I always thought that scholars had recouped information spread throughout In Search of Lost Time and thus deducted that Charles Haas was the model for Charles Swann. Therefore I was quite surprised when I came home, resumed reading The Captive and read about Swann’s death. Proust indulges into self-congratulation as he muses over the immortality the first volume of In Search of Lost Time will grant to Charles Haas/Swann:
Et pourtant, cher Charles Swann, que j’ai connu quand j’étais encore si jeune et vous près du tombeau, c’est parce que celui que vous deviez considérer comme un petit imbécile a fait de vous le héros d’un de ses romans, qu’on recommence à parler de vous et que peut-être vous vivrez ». Si dans le tableau de Tissot représentant le balcon du Cercle de la rue Royale, où vous êtes entre Galliffet, Edmond de Polignac et Saint-Maurice, on parle tant de vous, c’est parce qu’on voit qu’il y a quelques traits de vous dans le personnage de Swann. | And yet, my dear Charles——, whom I used to know when I was still so young and you were nearing your grave, it is because he whom you must have regarded as a little fool has made you the hero of one of his volumes that people are beginning to speak of you again and that your name will perhaps live. If in Tissot’s picture representing the balcony of the Rue Royale club, where you figure with Galliffet, Edmond Polignac and Saint-Maurice, people are always drawing attention to yourself, it is because they know that there are some traces of you in the character of Swann. |
He was quite smug, wasn’t he? Or confident in his gift as a writer, which is not the image the Narrator gives about his writing abilites.

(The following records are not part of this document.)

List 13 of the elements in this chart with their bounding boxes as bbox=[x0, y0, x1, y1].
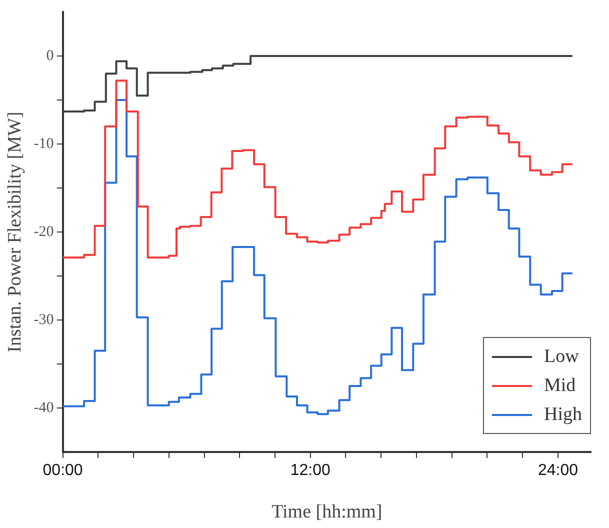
x-tick-label: 00:00 bbox=[42, 462, 83, 480]
y-tick-label: -10 bbox=[34, 136, 54, 152]
y-axis-title: Instan. Power Flexibility [MW] bbox=[4, 112, 26, 352]
x-axis-title: Time [hh:mm] bbox=[272, 502, 382, 523]
y-tick-label: -20 bbox=[34, 224, 54, 240]
y-tick-label: 0 bbox=[46, 48, 54, 64]
y-tick-label: -40 bbox=[34, 400, 54, 416]
x-tick-label: 12:00 bbox=[290, 462, 331, 480]
x-tick-label: 24:00 bbox=[538, 462, 578, 480]
legend-label: Mid bbox=[544, 374, 576, 396]
legend-label: Low bbox=[544, 346, 579, 368]
y-tick-label: -30 bbox=[34, 312, 54, 328]
legend-label: High bbox=[544, 404, 582, 426]
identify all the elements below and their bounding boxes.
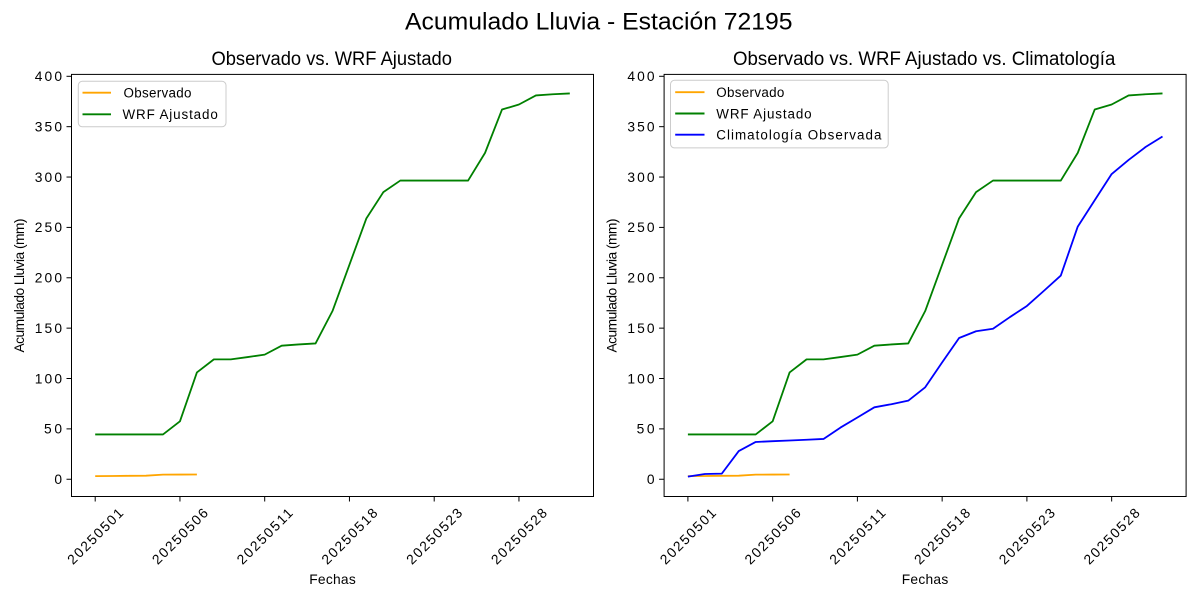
svg-text:250: 250 [35,220,63,235]
svg-text:Observado: Observado [716,85,784,100]
svg-text:Acumulado Lluvia - Estación 72: Acumulado Lluvia - Estación 72195 [405,9,793,36]
svg-text:150: 150 [35,321,63,336]
svg-text:0: 0 [647,472,655,487]
svg-text:300: 300 [627,170,655,185]
svg-text:300: 300 [35,170,63,185]
svg-text:Fechas: Fechas [309,572,356,587]
svg-text:100: 100 [627,371,655,386]
svg-text:Climatología Observada: Climatología Observada [716,128,882,143]
svg-text:WRF Ajustado: WRF Ajustado [123,107,218,122]
svg-text:WRF Ajustado: WRF Ajustado [716,106,811,121]
svg-text:Fechas: Fechas [902,572,949,587]
svg-text:Acumulado Lluvia (mm): Acumulado Lluvia (mm) [12,219,27,353]
svg-text:200: 200 [35,271,63,286]
svg-text:200: 200 [627,271,655,286]
svg-text:0: 0 [54,472,62,487]
svg-text:350: 350 [35,119,63,134]
svg-text:100: 100 [35,371,63,386]
svg-text:Observado vs. WRF Ajustado vs.: Observado vs. WRF Ajustado vs. Climatolo… [733,49,1116,70]
svg-text:250: 250 [627,220,655,235]
svg-text:Observado vs. WRF Ajustado: Observado vs. WRF Ajustado [211,49,452,70]
svg-text:150: 150 [627,321,655,336]
svg-text:400: 400 [627,69,655,84]
svg-text:400: 400 [35,69,63,84]
svg-text:350: 350 [627,119,655,134]
svg-text:Acumulado Lluvia (mm): Acumulado Lluvia (mm) [605,219,620,353]
svg-text:Observado: Observado [124,86,192,101]
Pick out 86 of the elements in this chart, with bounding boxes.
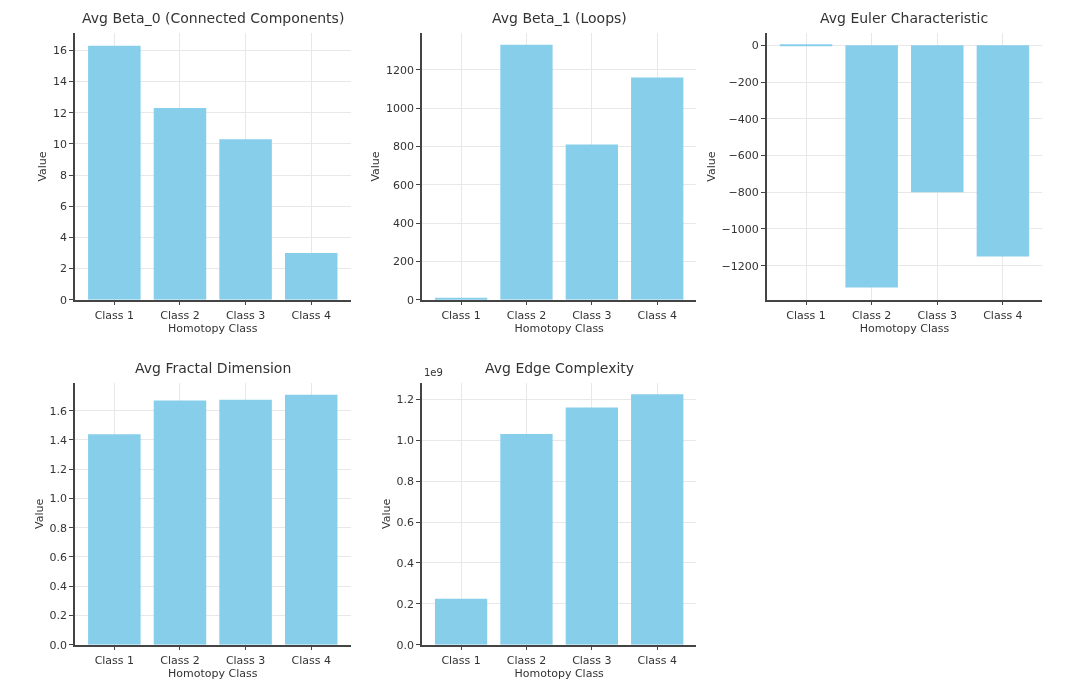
x-tick-label: Class 4 xyxy=(983,308,1023,322)
y-tick-label: −200 xyxy=(728,75,759,89)
x-tick-label: Class 1 xyxy=(786,308,826,322)
x-tick-label: Class 3 xyxy=(225,308,266,322)
bar xyxy=(631,77,684,300)
y-tick-label: 0.6 xyxy=(396,515,414,529)
chart-title: Avg Beta_0 (Connected Components) xyxy=(82,10,345,26)
x-tick-label: Class 2 xyxy=(506,653,547,667)
chart-title: Avg Beta_1 (Loops) xyxy=(492,10,627,26)
y-tick-label: 0.6 xyxy=(49,550,68,564)
y-axis-title: Value xyxy=(32,498,46,529)
x-tick-label: Class 3 xyxy=(572,308,612,322)
y-tick-label: 0 xyxy=(60,293,68,307)
y-tick-label: 600 xyxy=(392,178,414,192)
bar xyxy=(631,394,684,645)
x-tick-label: Class 2 xyxy=(506,308,547,322)
y-tick-label: 4 xyxy=(60,231,68,245)
y-tick-label: 2 xyxy=(60,262,68,276)
bar xyxy=(500,434,553,645)
y-tick-label: 0.8 xyxy=(49,521,68,535)
bar xyxy=(88,45,141,300)
bar xyxy=(565,144,618,300)
chart-title: Avg Fractal Dimension xyxy=(135,360,292,376)
x-tick-label: Class 1 xyxy=(94,308,135,322)
x-tick-label: Class 2 xyxy=(160,308,200,322)
y-tick-label: −1200 xyxy=(721,259,759,273)
text: 1e9 xyxy=(424,367,443,378)
y-tick-label: 800 xyxy=(392,140,414,154)
x-tick-label: Class 1 xyxy=(94,653,135,667)
bar xyxy=(434,598,488,645)
y-tick-label: 1.0 xyxy=(396,434,414,448)
bar xyxy=(284,252,338,300)
y-tick-label: 0.4 xyxy=(49,580,68,594)
y-tick-label: 200 xyxy=(392,255,414,269)
y-tick-label: 0.4 xyxy=(396,556,414,570)
y-tick-label: 1.6 xyxy=(49,404,68,418)
x-tick-label: Class 3 xyxy=(572,653,612,667)
y-axis-title: Value xyxy=(379,498,393,529)
y-tick-label: 1.2 xyxy=(49,463,68,477)
y-tick-label: −1000 xyxy=(721,222,759,236)
y-tick-label: 0.0 xyxy=(49,638,68,652)
y-tick-label: 14 xyxy=(53,75,68,89)
x-axis-title: Homotopy Class xyxy=(859,321,950,335)
y-tick-label: 1.2 xyxy=(396,393,414,407)
y-tick-label: 0.2 xyxy=(396,597,414,611)
x-tick-label: Class 4 xyxy=(291,308,331,322)
y-tick-label: 1000 xyxy=(385,101,414,115)
y-tick-label: −800 xyxy=(728,186,759,200)
y-tick-label: 8 xyxy=(60,168,68,182)
chart-title: Avg Euler Characteristic xyxy=(820,10,989,26)
x-tick-label: Class 4 xyxy=(637,653,677,667)
y-tick-label: 0.8 xyxy=(396,474,414,488)
y-tick-label: 1.0 xyxy=(49,492,68,506)
x-tick-label: Class 4 xyxy=(291,653,331,667)
x-axis-title: Homotopy Class xyxy=(168,321,258,335)
y-tick-label: 0.2 xyxy=(49,609,68,623)
x-tick-label: Class 3 xyxy=(225,653,266,667)
y-tick-label: −400 xyxy=(728,112,759,126)
bar xyxy=(153,108,207,300)
y-axis-title: Value xyxy=(704,151,718,182)
y-tick-label: 16 xyxy=(53,44,68,58)
y-tick-label: 1200 xyxy=(385,63,414,77)
y-tick-label: 400 xyxy=(392,216,414,230)
x-axis-title: Homotopy Class xyxy=(514,321,605,335)
y-tick-label: 0 xyxy=(406,293,414,307)
x-axis-title: Homotopy Class xyxy=(514,666,605,680)
x-tick-label: Class 1 xyxy=(441,308,481,322)
y-axis-title: Value xyxy=(36,151,50,182)
x-axis-title: Homotopy Class xyxy=(168,666,258,680)
y-tick-label: 10 xyxy=(53,137,68,151)
x-tick-label: Class 3 xyxy=(917,308,957,322)
y-tick-label: 1.4 xyxy=(49,433,68,447)
y-tick-label: 0.0 xyxy=(396,638,414,652)
x-tick-label: Class 4 xyxy=(637,308,677,322)
bar xyxy=(500,44,553,300)
y-tick-label: 6 xyxy=(60,200,68,214)
x-tick-label: Class 2 xyxy=(160,653,200,667)
y-axis-title: Value xyxy=(369,151,383,182)
bar xyxy=(219,139,272,300)
chart-title: Avg Edge Complexity xyxy=(485,360,635,376)
bar xyxy=(565,407,618,645)
y-tick-label: −600 xyxy=(728,149,759,163)
y-tick-label: 0 xyxy=(751,39,759,53)
x-tick-label: Class 1 xyxy=(441,653,481,667)
x-tick-label: Class 2 xyxy=(851,308,892,322)
y-tick-label: 12 xyxy=(53,106,68,120)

The reference to the painting by Tissot leaves no doubt: Charles Haas and Charles Swann are one unique person.
More importantly, in this passage, the Narrator is dropping the masks and writes as Marcel Proust and In Search of Lost Time sound like his memoirs. So, look at the picture, the man on the right with a hat is Charles Haas/Swann.
PS: Here is the list of the men portrayed on this painting, from left to right. (courtesy of Wikipedia)
A little research on Wikipedia teaches you that Edmond de Polignac is supposedly the one who introduced Charles Haas to Marcel Proust. Gaston de Galliffet inspired the Général de Froberville, involved in the Dreyfus Affair. These men were used to spending time at the Comtesse Greffuhle, who inspired the Duchesse de Guermantes.